I took my dog for a walk the other day. The temperature was just below freezing, it was snowy. As I walked I noticed dozens of tiny little spiders hanging by their silk.
It’s hard to take a picture of them like that but here’s an image of a couple of little frozen spider corpses.
I wondered what business they had out in weather like that. So I did two things. I went to get my camera and I sent an email to Bob Anderson at the Canadian Museum of Nature asking him why the spiders were out in the snow.
“I’m suspecting some spiders pass the winter in an egg sack stage. What happens is that a female will lay an egg sack filled with eggs at the end of summer or early fall and the spiderlings will hatch out but they will actually stay in that egg sack throughout the winter. They’re clumped together and they are sort of hibernating or in a depressed metabolic state. If they get exposed to sunlight that might be warming, or maybe it’s a warmer day they might become active. And if the egg sack is ruptured they might spill out and that might be where you saw them dangling around.”

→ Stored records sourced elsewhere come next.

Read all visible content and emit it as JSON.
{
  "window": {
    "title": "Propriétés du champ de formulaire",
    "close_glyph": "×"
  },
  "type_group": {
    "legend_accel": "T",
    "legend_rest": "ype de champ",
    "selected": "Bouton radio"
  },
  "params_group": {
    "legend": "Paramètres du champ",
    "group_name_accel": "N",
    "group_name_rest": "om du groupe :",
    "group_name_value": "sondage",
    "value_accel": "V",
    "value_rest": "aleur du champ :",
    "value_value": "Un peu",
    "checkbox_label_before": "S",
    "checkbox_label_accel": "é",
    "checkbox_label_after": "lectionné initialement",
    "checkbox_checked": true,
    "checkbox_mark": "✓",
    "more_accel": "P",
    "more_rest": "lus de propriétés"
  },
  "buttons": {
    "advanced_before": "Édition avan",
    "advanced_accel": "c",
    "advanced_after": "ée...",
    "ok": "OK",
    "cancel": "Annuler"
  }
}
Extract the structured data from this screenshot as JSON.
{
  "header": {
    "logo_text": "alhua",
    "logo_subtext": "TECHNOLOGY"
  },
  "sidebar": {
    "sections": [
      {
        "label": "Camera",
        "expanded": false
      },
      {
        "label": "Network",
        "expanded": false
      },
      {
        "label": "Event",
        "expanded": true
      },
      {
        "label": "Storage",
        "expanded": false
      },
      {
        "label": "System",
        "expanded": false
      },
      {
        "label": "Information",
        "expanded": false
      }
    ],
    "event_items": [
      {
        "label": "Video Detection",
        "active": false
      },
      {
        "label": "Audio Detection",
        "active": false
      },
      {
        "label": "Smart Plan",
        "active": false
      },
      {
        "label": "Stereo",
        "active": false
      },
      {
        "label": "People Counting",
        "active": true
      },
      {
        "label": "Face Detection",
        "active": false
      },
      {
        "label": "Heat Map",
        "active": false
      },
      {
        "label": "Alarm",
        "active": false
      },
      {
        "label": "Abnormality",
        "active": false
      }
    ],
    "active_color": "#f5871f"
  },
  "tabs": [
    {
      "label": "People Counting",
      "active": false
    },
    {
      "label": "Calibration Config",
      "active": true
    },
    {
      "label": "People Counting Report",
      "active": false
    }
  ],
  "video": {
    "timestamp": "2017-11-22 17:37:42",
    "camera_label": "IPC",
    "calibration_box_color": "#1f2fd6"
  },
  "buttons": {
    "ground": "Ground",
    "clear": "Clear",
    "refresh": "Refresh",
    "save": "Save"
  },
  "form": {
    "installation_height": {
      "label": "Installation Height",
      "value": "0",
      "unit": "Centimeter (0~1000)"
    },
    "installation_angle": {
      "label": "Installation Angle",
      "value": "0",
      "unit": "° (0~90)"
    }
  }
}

I asked Bob if this was a survival strategy of some kind or if the spiders had just made a mistake.
“A lot of insects pass the winter in an adult stage. Morning Cloak butterflies are the first butterflies you see out in the springtime, you sometimes see them out when there’s still snow on the ground. That’s because they pass the winter as an adult and so as soon as the temperature warms up the adults are out right away flying around. This can be a strategy for some so that they can get out and search for mates and search for food as soon as the temperatures are warm enough. But if you mess up then you’re messed up and I think your little spiders might have messed up.”
So I guess the early spider doesn’t always get the worm.